I got to my knees on the seat in order to take his face in my hands. His eyes were squinted defensively but the color was pure and velvety with sadness.
“If it wasn’t completely callous of us, I would demand to move in with you this very second and take out an ad on page six of the Times so that everyone in the entire city would know it,” I said.
Sinclair’s corresponding grin was so large that I could have counted every single one of his pearly white teeth. “I love you.”
“I love you. And I’m going to miss you the second we get inside that God forsaken hospital,” I admitted.
Sin ran his knuckles down my cheek and lifted the hair from my neck to swing it behind my shoulder. I tilted my head to give him access to my throat. The pads of his fingers pressed gently against my fluttering pulse while his other hand slid up my bare thigh, under my skirt, right to the edge of my panties. We both felt the increase in my heart rate.
“Your body and soul, your very heartbeat are mine, Giselle. Remember that even when I’m across the room from you, pretending otherwise. I will still feel every hop and skip of this pulse, feel every emotion that plucks at this chest and I will remember every single one so that I can console you properly later.” He laughed at the flush of arousal that I could feel blooming under my skin. “Such a dirty girl, you know what I meant.”
“I do,” I said before leaning over to nip his strong chin between my teeth. “I was just hoping you would also console me physically.”
His chuckle was deep and smoky as he gripped my chin and brought his lips against mine. “That goes without saying.”
The driver pulling in front of the hospital and knocking lightly at the partition interrupted our searing kiss. I clutched at Sinclair, my nails digging into the quilted muscles of his back, my lips sucking hard at his, for one desperate moment before I pulled away.
“Let’s go see Cosima,” he said, reminding me gently why we were here in the first place.
I was up and out of the car in less than a heartbeat.
It was my first time in a hospital. Growing up, the hospital was almost as bad as the police station. No one went because it meant having to disclose why you were injured and in Napoli, home of the Camorra, death that stemmed from tattling was worse than any other fate.
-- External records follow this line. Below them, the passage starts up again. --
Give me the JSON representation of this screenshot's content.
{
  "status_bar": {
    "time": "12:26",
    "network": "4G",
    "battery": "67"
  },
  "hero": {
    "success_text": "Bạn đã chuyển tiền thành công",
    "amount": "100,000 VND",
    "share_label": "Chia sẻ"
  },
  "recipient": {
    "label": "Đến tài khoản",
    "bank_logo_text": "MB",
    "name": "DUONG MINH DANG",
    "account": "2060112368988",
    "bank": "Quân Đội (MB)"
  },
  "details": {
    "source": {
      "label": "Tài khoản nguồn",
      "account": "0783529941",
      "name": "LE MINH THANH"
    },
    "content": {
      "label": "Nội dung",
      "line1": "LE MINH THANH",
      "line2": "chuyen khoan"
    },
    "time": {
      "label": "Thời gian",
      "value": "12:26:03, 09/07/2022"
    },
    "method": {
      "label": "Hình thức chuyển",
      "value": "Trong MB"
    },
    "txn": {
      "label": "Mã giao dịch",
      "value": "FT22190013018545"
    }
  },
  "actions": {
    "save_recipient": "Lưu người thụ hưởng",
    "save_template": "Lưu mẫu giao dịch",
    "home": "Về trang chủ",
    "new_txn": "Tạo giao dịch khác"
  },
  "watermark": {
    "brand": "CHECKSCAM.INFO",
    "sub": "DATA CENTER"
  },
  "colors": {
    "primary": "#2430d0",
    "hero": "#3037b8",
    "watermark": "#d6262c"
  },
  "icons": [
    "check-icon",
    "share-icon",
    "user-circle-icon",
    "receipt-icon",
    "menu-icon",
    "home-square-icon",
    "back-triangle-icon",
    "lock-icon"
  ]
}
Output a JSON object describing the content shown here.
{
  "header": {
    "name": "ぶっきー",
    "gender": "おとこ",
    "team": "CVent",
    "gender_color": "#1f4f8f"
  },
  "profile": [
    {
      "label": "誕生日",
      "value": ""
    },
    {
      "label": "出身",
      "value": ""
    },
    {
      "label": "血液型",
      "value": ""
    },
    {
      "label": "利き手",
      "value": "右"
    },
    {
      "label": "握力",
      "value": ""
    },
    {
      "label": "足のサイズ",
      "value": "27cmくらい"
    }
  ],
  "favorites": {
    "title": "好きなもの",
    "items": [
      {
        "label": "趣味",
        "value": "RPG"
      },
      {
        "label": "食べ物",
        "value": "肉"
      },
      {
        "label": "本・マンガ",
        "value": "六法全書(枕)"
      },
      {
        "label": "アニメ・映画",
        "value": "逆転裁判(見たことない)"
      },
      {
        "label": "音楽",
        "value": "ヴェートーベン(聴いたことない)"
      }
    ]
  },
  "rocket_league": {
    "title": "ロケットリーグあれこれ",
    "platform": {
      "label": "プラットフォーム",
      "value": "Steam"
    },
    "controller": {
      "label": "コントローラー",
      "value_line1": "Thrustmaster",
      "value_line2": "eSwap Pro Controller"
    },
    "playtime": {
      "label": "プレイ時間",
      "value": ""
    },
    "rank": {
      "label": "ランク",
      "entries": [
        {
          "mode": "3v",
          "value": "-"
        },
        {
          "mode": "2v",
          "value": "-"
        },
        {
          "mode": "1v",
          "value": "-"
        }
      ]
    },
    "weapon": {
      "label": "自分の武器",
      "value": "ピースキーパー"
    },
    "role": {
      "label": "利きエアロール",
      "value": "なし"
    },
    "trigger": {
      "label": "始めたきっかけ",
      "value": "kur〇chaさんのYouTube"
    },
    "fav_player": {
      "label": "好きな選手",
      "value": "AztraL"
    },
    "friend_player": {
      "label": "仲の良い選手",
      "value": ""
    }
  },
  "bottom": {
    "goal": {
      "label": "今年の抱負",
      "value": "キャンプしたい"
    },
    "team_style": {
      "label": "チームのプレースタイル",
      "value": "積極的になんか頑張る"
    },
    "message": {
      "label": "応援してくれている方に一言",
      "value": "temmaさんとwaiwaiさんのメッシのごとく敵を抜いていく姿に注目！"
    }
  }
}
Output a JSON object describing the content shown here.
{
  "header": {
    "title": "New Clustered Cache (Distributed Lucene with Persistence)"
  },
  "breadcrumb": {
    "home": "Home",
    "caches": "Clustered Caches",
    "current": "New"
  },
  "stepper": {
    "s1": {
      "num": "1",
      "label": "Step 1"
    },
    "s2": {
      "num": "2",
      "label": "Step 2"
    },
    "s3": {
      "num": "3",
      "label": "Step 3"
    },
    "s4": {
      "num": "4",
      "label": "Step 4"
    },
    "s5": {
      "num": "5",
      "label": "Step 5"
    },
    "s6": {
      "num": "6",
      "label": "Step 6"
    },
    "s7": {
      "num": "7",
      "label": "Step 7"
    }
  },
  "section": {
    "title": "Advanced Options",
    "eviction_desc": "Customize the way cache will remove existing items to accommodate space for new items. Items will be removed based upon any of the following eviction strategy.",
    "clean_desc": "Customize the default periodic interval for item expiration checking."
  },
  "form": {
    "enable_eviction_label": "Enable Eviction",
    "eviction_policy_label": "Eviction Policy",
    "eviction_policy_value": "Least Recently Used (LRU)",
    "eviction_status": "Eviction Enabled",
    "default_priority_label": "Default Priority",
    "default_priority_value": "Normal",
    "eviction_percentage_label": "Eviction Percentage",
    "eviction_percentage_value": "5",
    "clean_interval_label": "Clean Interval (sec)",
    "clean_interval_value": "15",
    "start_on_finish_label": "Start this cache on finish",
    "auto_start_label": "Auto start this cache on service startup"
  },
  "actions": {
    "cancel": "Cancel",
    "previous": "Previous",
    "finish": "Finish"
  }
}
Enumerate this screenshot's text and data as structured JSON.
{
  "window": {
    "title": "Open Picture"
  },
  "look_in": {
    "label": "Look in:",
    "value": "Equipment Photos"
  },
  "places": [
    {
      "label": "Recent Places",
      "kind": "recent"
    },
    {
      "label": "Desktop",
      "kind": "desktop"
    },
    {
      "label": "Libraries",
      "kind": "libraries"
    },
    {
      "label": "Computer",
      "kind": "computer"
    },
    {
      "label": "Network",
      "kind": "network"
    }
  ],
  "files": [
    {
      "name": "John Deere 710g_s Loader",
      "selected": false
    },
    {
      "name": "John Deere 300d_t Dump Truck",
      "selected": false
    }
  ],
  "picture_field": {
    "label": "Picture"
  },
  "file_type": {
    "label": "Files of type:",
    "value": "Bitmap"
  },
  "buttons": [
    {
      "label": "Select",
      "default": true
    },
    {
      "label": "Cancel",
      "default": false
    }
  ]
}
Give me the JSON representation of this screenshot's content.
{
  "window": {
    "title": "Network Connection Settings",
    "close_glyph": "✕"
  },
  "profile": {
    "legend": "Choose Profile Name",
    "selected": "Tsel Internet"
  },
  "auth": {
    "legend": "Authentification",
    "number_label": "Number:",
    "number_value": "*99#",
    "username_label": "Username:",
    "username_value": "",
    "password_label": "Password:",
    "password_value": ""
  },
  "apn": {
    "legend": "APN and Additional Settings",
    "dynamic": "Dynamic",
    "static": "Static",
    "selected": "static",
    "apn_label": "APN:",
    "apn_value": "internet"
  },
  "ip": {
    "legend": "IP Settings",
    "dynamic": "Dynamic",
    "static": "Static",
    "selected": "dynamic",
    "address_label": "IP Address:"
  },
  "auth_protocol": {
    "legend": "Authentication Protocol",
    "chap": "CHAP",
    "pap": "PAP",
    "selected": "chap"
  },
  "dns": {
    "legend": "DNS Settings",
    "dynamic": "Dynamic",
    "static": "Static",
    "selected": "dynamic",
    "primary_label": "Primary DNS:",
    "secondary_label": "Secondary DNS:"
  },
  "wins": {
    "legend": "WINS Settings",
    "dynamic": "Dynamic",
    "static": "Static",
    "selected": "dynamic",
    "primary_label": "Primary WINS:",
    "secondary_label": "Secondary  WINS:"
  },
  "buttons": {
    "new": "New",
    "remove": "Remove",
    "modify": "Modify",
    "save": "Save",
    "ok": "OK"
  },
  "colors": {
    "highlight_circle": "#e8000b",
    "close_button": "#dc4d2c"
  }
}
The whir of equipment and the faint shush of Crocs shuffling across the laminate floor immediately disturbed me. I didn’t like the pressurized silence, the forced smiles the nurses gave me as I passed through the lobby, up the elevator and into the trauma ward. Everything was white or beige, sterile and chemically scented. The antithesis of Cosima.
Sinclair wasn’t with me, opting to wait downstairs for a few minutes so that it wouldn’t seem suspicious that we had arrived together. I understood the need for duplicity but I wished fervently that he were beside me, his cool control like a balm to my flustered spirit.
I rounded the corner of the nurse’s station, about to ask which room Cosima occupied, when I caught sight of a tall, dark and handsome man emerging from behind a drab curtain.
“Sebastian,” I called out, too loudly, too desperate for the muted ambiance of the hospital ward.
By the time he turned around, I was already barreling into his arms. He caught me in a death grip, squeezing so hard it was hard to breath. I relished the sensation.
“Bambina, bambina,” he murmured over and over into my hair.
It took me a moment to realize that he was trembling beneath my embrace, that under his spicy cologne he smelled like stale sweat and cigarettes. Things were bad whenever Seb picked up his smoking habit.
“Let me look at you,” I said, gently extracting myself from his arms.
He kept hold of my hands but allowed enough distance for me to observe his appearance. My heart tightened painfully as I noted his grimy, tousled hair and the deep purplish trenches beneath his glassy eyes. He looked incredibly ill, as if Death himself stalked his every move. He may as well have, I figured, because if Cosima didn’t pull through, I really couldn’t see Sebastian surviving without her.
“You look like shit.”
A glimmer of amusement flared in his gold eyes. “You look more beautiful than I have ever seen you.”
I’m happy, I wanted to say but didn’t. Instead, I shrugged and tugged him by the hand closer to the room he had just left.
“Tell me what happened. Mama only had time to tell me that Cosima was in some sort of accident and that she was in the ICU.”